‘Cerberus in Tremolite’ is a project about liminality and a blurred distinction between the ‘digital’ and the ‘organic’.
The name is a coming together of two very differing concepts.
This fusion is reflected in the idea of the ‘Cerberus’ i.e. an unnatural, mythological creature - a large dog with many heads.
Tremolite is a silicate material, which often forms in hair like fibres. Famous amongst the tremolite family is asbestos, a highly practical material with highly deadly side effects.
Tremolite forms the aesthetic narrative of the pieces, it is what inspired the hair-like structures I generatively produce in code.
People have commented on how these pieces seem to be ‘hand-drawn’, or ‘like real hairs’ and ‘grounded in the physical world’.
By recreating the highly detailed fibrous structure of tremolite within the digital realm I aim to disrupt preconceptions about computational graphics, and indeed about what a think is when it appears ‘organic’.
This is where the Cerberus comes in: as a liminal and unnatural creature it reflects the space ‘in between’ - the creature which we can all recognise in some capacity but whose actual existence is steeped in mythology and fallacy. I have crushed these two concepts together in order to construct a conceptual story. A story in which I make structures that fall between what we know as real, and what we know as not.
The hairs themselves are made by drawing many, many thin bezier curves, all with very slight random offsets from one another. These offsets begin at the origin of the line itself, thus producing a very subtle curve. When many of these are layered on top and next to one another it gives the illusion of a highly organic, or hand-drawn structure (one that does not seem made by a computer).
The colours for the piece shown in the video, and the one at the bottom of the page, grew and developed by cellular automata. I did not want this to be too obvious, as the processes by which organic structures grow in nature are not themselves obvious. I often like the software to be a fluid piece of a multifaceted puzzle rather than being the crutch upon which the product relies on. The final renders must work completely by themselves - as a demonstration of computational process and also as ends in themselves.

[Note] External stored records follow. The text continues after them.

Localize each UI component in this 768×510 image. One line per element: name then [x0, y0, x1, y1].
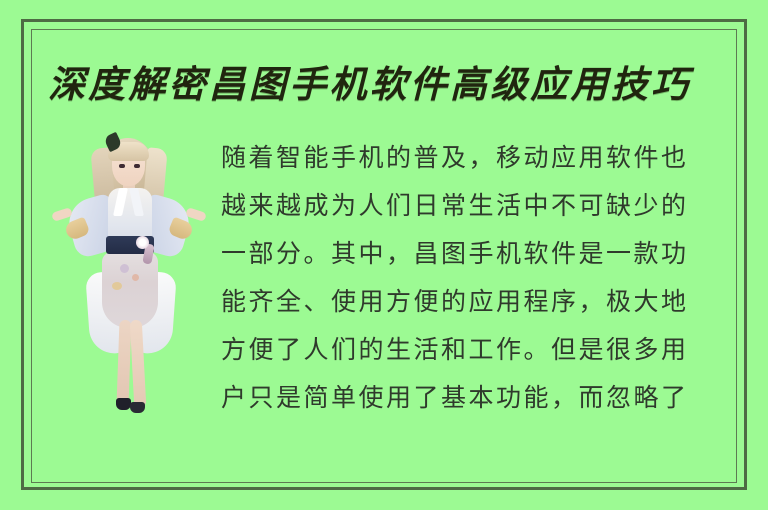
body-line: 户只是简单使用了基本功能，而忽略了: [221, 374, 737, 422]
figure-left-leg: [117, 320, 132, 406]
body-line: 方便了人们的生活和工作。但是很多用: [221, 326, 737, 374]
body-line: 一部分。其中，昌图手机软件是一款功: [221, 230, 737, 278]
body-line: 能齐全、使用方便的应用程序，极大地: [221, 278, 737, 326]
poster-canvas: 深度解密昌图手机软件高级应用技巧 随着智能手机的普及，移动应: [0, 0, 768, 510]
figure-skirt-floral-1: [120, 264, 129, 273]
article-body: 随着智能手机的普及，移动应用软件也 越来越成为人们日常生活中不可缺少的 一部分。…: [221, 134, 737, 422]
body-line: 随着智能手机的普及，移动应用软件也: [221, 134, 737, 182]
figure-right-shoe: [130, 402, 145, 413]
body-line: 越来越成为人们日常生活中不可缺少的: [221, 182, 737, 230]
illustration-anime-figure: [44, 132, 212, 418]
figure-skirt-floral-2: [132, 274, 139, 281]
figure-right-eye: [134, 164, 140, 168]
figure-left-eye: [119, 164, 125, 168]
figure-skirt-floral-3: [112, 282, 122, 290]
figure-obi-flower-ornament: [136, 236, 149, 249]
page-title: 深度解密昌图手机软件高级应用技巧: [48, 60, 720, 114]
figure-left-shoe: [116, 398, 131, 410]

I gained a lot of technical knowledge from Daniel Shiffman’s ‘The Nature of Code’ - his way of explaining complex concepts in code is unparalleled
I would also like to thank Lior for developing a fantastic course.
In absence I would also like to thank Florian Hecker and his ‘Chimerizations’ pieces. They inspired me greatly.
The ideas of liminality are also largely inspired from my time as an Anthropology student, particularly in the work of Victor Turner.